NEW YORK — A yearlong investigation by the Securities and Exchange Commission has found that many pension and 401(k) consultants receive large hidden payments from the investment firms they recommend to retirement-plan clients, according to people familiar with the matter.
The SEC, in a report to be released as early as today, is expected to say that the pension and 401(k) consulting industry is beset by widespread conflicts of interest that often are not properly disclosed to clients.
Pension and 401(k) administrators rely on consultants to help them pick money managers and specific investments for the millions of workers in their plans. The consultants supposedly sift through investment strategies and track records to identify the most capable managers.

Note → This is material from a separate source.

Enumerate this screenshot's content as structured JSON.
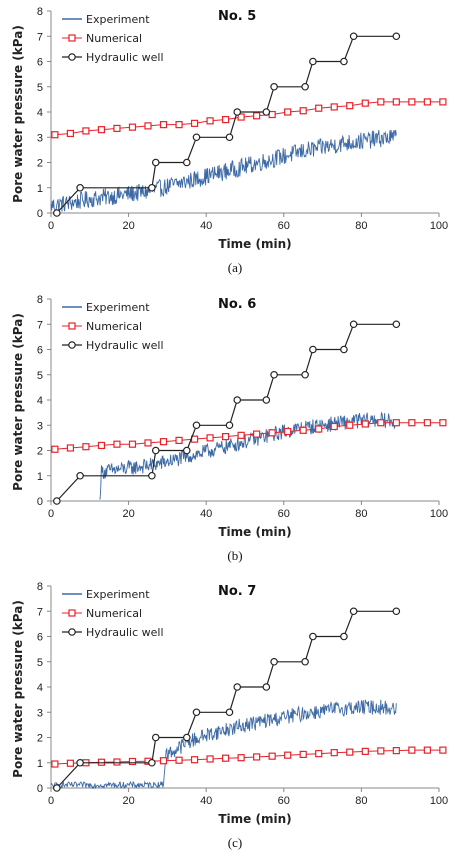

But the SEC found that many consultants don't reveal that their advice may be influenced by their extensive business ties to the investment firms, according to the sources.

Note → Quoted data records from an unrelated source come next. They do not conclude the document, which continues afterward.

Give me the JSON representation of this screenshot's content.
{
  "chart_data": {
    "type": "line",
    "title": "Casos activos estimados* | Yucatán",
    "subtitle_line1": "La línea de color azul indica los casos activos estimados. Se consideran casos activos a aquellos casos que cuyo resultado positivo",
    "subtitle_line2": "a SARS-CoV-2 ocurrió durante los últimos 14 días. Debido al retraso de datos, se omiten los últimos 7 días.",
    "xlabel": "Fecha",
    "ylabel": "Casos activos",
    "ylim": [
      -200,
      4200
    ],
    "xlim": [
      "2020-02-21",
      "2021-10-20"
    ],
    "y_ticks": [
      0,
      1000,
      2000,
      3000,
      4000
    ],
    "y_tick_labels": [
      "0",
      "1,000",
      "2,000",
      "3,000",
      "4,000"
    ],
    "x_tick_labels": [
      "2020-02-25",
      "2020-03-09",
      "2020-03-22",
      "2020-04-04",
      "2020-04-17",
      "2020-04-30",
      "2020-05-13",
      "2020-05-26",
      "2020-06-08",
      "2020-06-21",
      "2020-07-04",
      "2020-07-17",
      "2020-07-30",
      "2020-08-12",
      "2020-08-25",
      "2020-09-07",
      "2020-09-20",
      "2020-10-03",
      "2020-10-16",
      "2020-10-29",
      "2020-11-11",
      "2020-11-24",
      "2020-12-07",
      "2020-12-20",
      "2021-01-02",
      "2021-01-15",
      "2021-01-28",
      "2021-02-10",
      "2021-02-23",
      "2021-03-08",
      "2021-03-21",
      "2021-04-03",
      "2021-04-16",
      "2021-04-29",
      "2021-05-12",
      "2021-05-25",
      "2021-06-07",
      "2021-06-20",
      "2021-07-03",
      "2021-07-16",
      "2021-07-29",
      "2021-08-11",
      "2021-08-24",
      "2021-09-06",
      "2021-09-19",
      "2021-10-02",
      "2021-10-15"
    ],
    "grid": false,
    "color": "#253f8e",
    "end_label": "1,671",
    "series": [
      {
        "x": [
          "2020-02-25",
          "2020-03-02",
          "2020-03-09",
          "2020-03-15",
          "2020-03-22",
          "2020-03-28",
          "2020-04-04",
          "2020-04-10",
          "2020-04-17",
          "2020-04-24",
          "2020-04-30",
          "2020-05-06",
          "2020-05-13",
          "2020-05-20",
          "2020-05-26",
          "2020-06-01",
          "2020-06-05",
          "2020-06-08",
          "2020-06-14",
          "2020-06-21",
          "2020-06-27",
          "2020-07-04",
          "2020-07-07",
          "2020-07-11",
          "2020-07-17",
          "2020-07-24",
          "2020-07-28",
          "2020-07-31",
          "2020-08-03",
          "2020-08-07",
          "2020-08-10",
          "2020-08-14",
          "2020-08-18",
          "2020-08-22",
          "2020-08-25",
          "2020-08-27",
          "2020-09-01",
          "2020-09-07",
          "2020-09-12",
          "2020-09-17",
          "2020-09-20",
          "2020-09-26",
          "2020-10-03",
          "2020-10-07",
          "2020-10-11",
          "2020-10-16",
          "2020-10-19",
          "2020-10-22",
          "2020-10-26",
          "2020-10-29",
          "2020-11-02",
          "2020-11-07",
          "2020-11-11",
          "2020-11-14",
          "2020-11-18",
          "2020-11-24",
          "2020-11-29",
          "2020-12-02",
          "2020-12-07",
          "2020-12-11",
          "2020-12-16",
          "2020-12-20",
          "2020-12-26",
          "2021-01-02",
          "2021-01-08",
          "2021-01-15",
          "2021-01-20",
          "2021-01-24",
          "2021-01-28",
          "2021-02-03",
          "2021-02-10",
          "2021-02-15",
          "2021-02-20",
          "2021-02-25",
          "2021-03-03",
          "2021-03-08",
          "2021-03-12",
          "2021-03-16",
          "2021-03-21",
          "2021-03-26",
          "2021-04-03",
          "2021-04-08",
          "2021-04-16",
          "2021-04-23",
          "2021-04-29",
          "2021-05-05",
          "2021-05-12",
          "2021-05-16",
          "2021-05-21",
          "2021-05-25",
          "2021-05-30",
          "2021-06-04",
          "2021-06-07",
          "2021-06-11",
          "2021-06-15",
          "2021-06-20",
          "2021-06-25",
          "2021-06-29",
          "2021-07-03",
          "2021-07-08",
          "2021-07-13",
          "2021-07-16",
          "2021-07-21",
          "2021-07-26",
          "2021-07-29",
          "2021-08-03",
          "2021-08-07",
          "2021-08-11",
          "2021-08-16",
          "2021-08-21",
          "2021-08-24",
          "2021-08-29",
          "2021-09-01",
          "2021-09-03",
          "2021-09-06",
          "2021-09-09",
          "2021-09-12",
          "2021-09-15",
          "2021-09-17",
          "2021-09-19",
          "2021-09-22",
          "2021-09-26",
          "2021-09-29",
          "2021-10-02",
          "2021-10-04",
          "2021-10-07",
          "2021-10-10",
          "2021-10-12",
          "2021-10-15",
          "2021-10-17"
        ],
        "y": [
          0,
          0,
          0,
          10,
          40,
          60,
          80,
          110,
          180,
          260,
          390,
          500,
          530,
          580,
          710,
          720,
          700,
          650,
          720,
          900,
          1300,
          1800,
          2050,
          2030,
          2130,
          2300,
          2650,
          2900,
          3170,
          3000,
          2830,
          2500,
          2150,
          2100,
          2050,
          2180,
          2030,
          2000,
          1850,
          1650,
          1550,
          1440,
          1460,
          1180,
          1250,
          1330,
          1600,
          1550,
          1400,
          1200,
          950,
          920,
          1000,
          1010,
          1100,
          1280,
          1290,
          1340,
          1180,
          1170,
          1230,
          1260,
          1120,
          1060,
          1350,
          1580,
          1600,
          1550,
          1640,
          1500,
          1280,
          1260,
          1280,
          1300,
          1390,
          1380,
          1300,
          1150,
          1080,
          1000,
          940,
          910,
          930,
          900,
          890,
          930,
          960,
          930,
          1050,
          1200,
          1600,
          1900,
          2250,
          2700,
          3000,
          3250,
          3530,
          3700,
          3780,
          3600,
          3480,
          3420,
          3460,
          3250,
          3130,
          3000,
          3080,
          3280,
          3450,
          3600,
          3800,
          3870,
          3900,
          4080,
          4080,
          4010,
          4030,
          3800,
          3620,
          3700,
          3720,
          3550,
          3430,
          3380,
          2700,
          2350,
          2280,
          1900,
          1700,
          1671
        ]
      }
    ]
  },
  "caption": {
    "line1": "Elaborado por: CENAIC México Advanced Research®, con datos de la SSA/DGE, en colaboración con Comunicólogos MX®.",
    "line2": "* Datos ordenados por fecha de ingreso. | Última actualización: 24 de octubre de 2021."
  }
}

For example, some consultants hold investment conferences that money managers pay large fees to attend. Consultants also sell various research, technology and data services to the investment firms.
There is nothing inherently wrong with selling services to money managers, but consultants have a fiduciary obligation to disclose conflicts that may taint their advice.

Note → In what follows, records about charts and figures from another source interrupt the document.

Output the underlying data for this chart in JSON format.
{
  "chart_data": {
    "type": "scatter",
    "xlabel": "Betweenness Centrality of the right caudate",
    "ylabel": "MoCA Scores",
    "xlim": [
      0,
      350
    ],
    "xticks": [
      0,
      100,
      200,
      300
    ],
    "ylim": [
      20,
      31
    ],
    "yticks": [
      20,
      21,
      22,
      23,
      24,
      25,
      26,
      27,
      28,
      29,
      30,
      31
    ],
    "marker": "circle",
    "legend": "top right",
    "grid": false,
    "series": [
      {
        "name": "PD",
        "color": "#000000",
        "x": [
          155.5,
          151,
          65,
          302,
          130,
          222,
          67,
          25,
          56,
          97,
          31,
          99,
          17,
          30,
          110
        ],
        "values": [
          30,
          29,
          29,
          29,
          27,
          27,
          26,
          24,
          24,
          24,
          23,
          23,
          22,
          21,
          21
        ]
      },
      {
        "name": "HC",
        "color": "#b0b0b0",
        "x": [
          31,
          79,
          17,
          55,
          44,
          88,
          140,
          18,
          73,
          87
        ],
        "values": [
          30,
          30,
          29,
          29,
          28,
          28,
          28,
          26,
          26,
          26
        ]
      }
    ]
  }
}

What frequently happens, critics say, is a pay-to-play arrangement in which consultants recommend money managers that buy their services rather than those with superior investment credentials.
"It's like the Wild West," said Ward Harris, managing director of McHenry Consulting, an independent retirement plan advisory firm in Emeryville, Calif., who has been critical of many industry practices. "If you get paid by the plan and at the same time you're selling consulting or software or data to the money managers, that's a conflict of interest," Harris said.
The undisclosed conflicts could saddle pension and 401(k) participants with underperforming or high-cost investments that drain their retirement nest eggs.
"There are a lot of losers," Harris said. "The No. 1 loser is the participant in the plan. The No. 2 loser is the taxpayer because we're subsidizing this."
Investment firms are eager to manage money for pensions and 401(k)s because such work can be extremely lucrative. It's a stable business that generates increasing profits as assets grow.
In some cases, according to critics, money managers have little use for the consultants' services and buy them solely to curry favor.
Selling services to money managers can often be more profitable than advising retirement plans, Harris said.
The SEC could potentially recommend rule changes to correct problems in the industry, such as requiring greater disclosure of relationships between pension advisors and investment managers.